Elliot Zhang, President, GWM ASEAN & Thailand, added that the engine and vehicle production hub will be renovated and undergo system upgrades, upon the turnover of the assets as part of the signed deal.
This will enable GWM’s expertise and capability in SUV and pickup truck production, including advanced powertrain technologies, giving it the ability to produce internal combustion engine (ICE) vehicles and electric vehicles such as hybrid electric vehicles (HEVs), plugin hybrid electric vehicles (PHEVs) and battery electric vehicles (BEVs). Moreover, GWM says it will also invest in production automation technologies, such as AI, as well as R&D for Thai and Southeast Asian markets.
Meanwhile, the segment for advanced materials for automotive is also showing forward movement with German materials company Covestro, which has started up its operation of a new production line at the Map Ta Phut Industrial Estate.
Covestro’s new capacity for PC films in Thailand will serve the automotive, telecommunications, medical technology and ID document sectors. The project is the first step in a global expansion of Covestro's plastic film production, the company said, adding that the total investment of more than EUR100 million includes an expansion of the associated infrastructure and logistics to shorten delivery times. Covestro, which has 30 production sites worldwide, has been operating a production facility for specialty films in Thailand since 2007.
Green shoots in electric vehicles
Thailand’s foray in green transportation is also unfazed by the ongoing Covid-19 and volatile political situations.
The government, keen to reduce energy consumption in the transport sector, as well as support global climate change initiatives with EVs, has been incentivising EV production in the country.
Three agencies, Electricity Generating Authority of Thailand (EGAT), National Electronics and Computer Technology Centre (NECTEC), and the National Science and Technology Development Agency (NSTDA), also embarked on EV conversion of old vehicles. The agencies jointly studied and developed major parts used for modifying old vehicles into EVs. Modification for one vehicle costs not more than 200,000 baht, excluding the battery.
Meanwhile, an EV roadmap has been drawn, underscoring Thailand’s capability to becoming a vital EV and electric bikes hub in the Asian region by 2025. The target by then is to produce 250,000 EVs, 3,000 electric public buses, and 53,000 electric motorcycles. In 2030, ambition is to raise EV production to 30% of total annual car production.
An EV assessment report by Frost & Sullivan in January, covering 2018 through 2025, projected a CAGR of 21.6% for the EV market during the forecast period. The EV landscape has changed tremendously and at such a short time, with urbanisation as well as technological advancements in e-mobility as major growth drivers.

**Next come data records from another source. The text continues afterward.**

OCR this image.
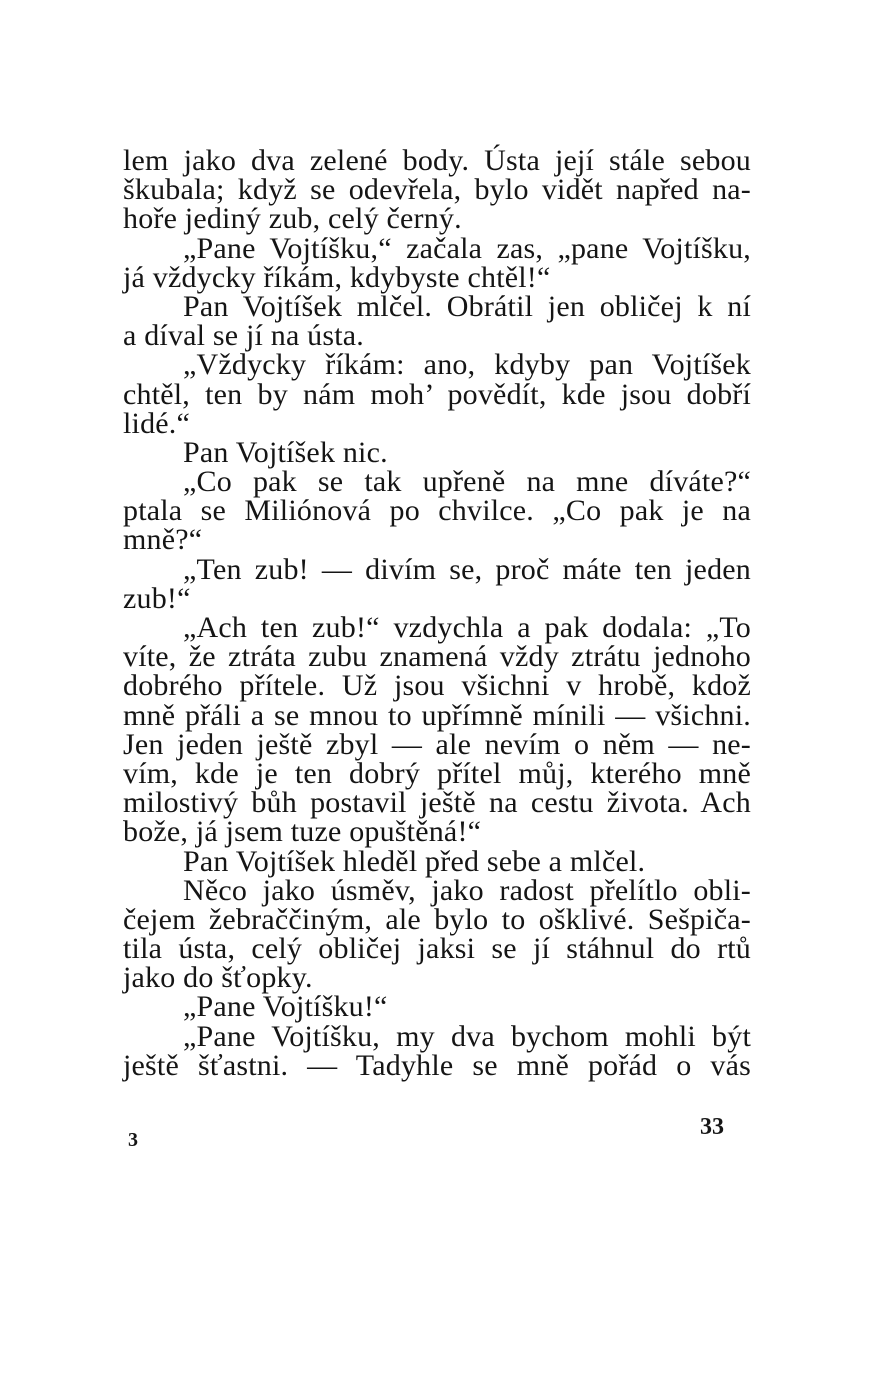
lem jako dva zelené body. Ústa její stále sebou
škubala; když se odevřela, bylo vidět napřed na-
hoře jediný zub, celý černý.
„Pane Vojtíšku,“ začala zas, „pane Vojtíšku,
já vždycky říkám, kdybyste chtěl!“
Pan Vojtíšek mlčel. Obrátil jen obličej k ní
a díval se jí na ústa.
„Vždycky říkám: ano, kdyby pan Vojtíšek
chtěl, ten by nám moh’ povědít, kde jsou dobří
lidé.“
Pan Vojtíšek nic.
„Co pak se tak upřeně na mne díváte?“
ptala se Miliónová po chvilce. „Co pak je na
mně?“
„Ten zub! — divím se, proč máte ten jeden
zub!“
„Ach ten zub!“ vzdychla a pak dodala: „To
víte, že ztráta zubu znamená vždy ztrátu jednoho
dobrého přítele. Už jsou všichni v hrobě, kdož
mně přáli a se mnou to upřímně mínili — všichni.
Jen jeden ještě zbyl — ale nevím o něm — ne-
vím, kde je ten dobrý přítel můj, kterého mně
milostivý bůh postavil ještě na cestu života. Ach
bože, já jsem tuze opuštěná!“
Pan Vojtíšek hleděl před sebe a mlčel.
Něco jako úsměv, jako radost přelítlo obli-
čejem žebraččiným, ale bylo to ošklivé. Sešpiča-
tila ústa, celý obličej jaksi se jí stáhnul do rtů
jako do šťopky.
„Pane Vojtíšku!“
„Pane Vojtíšku, my dva bychom mohli být
ještě šťastni. — Tadyhle se mně pořád o vás
3	33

It is not surprising that adoption of EVs in Thailand continues to rise: in 2019, registration posted over 30,000 new HEVs/PHEVs, and over 1,200 battery electric cars and motorcycles; some 750 charging outlets were installed in 500 locations, according to the Electric Vehicle Association of Thailand (EVAT).
Relatedly, the Thailand Board of Investments (BOI) has recently approved 24 projects by car makers to produce EVs, HEVs, PHEVs, and battery electric vehicles (BEVs), with a combined capacity of over 500,000 units/year.

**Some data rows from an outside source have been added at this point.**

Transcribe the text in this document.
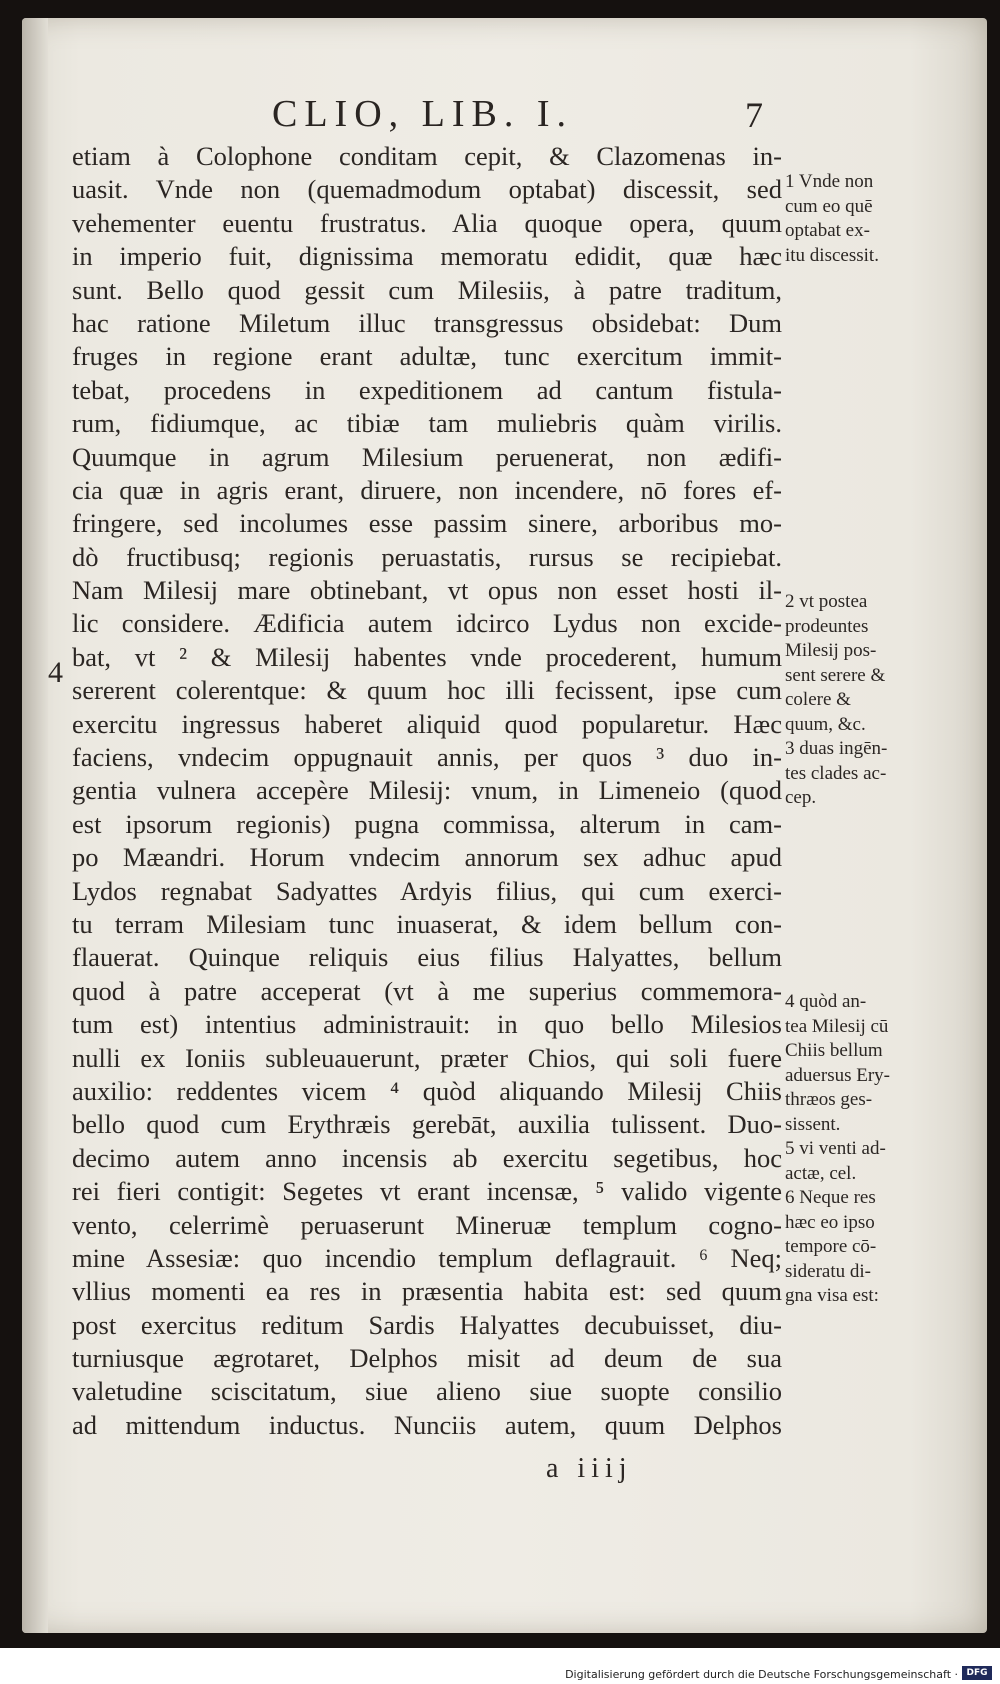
CLIO, LIB. I.	7
4
etiam à Colophone conditam cepit, & Clazomenas in-
uasit. Vnde non (quemadmodum optabat) discessit, sed
vehementer euentu frustratus. Alia quoque opera, quum
in imperio fuit, dignissima memoratu edidit, quæ hæc
sunt. Bello quod gessit cum Milesiis, à patre traditum,
hac ratione Miletum illuc transgressus obsidebat: Dum
fruges in regione erant adultæ, tunc exercitum immit-
tebat, procedens in expeditionem ad cantum fistula-
rum, fidiumque, ac tibiæ tam muliebris quàm virilis.
Quumque in agrum Milesium peruenerat, non ædifi-
cia quæ in agris erant, diruere, non incendere, nō fores ef-
fringere, sed incolumes esse passim sinere, arboribus mo-
dò fructibusq; regionis peruastatis, rursus se recipiebat.
Nam Milesij mare obtinebant, vt opus non esset hosti il-
lic considere. Ædificia autem idcirco Lydus non excide-
bat, vt ² & Milesij habentes vnde procederent, humum
sererent colerentque: & quum hoc illi fecissent, ipse cum
exercitu ingressus haberet aliquid quod popularetur. Hæc
faciens, vndecim oppugnauit annis, per quos ³ duo in-
gentia vulnera accepère Milesij: vnum, in Limeneio (quod
est ipsorum regionis) pugna commissa, alterum in cam-
po Mæandri. Horum vndecim annorum sex adhuc apud
Lydos regnabat Sadyattes Ardyis filius, qui cum exerci-
tu terram Milesiam tunc inuaserat, & idem bellum con-
flauerat. Quinque reliquis eius filius Halyattes, bellum
quod à patre acceperat (vt à me superius commemora-
tum est) intentius administrauit: in quo bello Milesios
nulli ex Ioniis subleuauerunt, præter Chios, qui soli fuere
auxilio: reddentes vicem ⁴ quòd aliquando Milesij Chiis
bello quod cum Erythræis gerebāt, auxilia tulissent. Duo-
decimo autem anno incensis ab exercitu segetibus, hoc
rei fieri contigit: Segetes vt erant incensæ, ⁵ valido vigente
vento, celerrimè peruaserunt Mineruæ templum cogno-
mine Assesiæ: quo incendio templum deflagrauit. ⁶ Neq;
vllius momenti ea res in præsentia habita est: sed quum
post exercitus reditum Sardis Halyattes decubuisset, diu-
turniusque ægrotaret, Delphos misit ad deum de sua
valetudine sciscitatum, siue alieno siue suopte consilio
ad mittendum inductus. Nunciis autem, quum Delphos
1 Vnde non
cum eo quē
optabat ex-
itu discessit.
2 vt postea
prodeuntes
Milesij pos-
sent serere &
colere &
quum, &c.
3 duas ingēn-
tes clades ac-
cep.
4 quòd an-
tea Milesij cū
Chiis bellum
aduersus Ery-
thræos ges-
sissent.
5 vi venti ad-
actæ, cel.
6 Neque res
hæc eo ipso
tempore cō-
sideratu di-
gna visa est:
a iiij
Digitalisierung gefördert durch die Deutsche Forschungsgemeinschaft · DFG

Among the approved projects include Mitsubishi Motors Thailand, which has earmarked 5.48 billion baht to upgrade the company’s existing car production line at Laem Chabang Industrial Estate, allowing the a production from 2023 of a total of 39,000 vehicles/year, consisting of some 9,500 BEVs and 29,500 HEVs. As well, Sammitr Group is investing 5.5 billion baht investment for the production of 30,000 BEVs at its Phetchaburi facility. Both projects are aimed at the local market and exports, mainly to other ASEAN countries.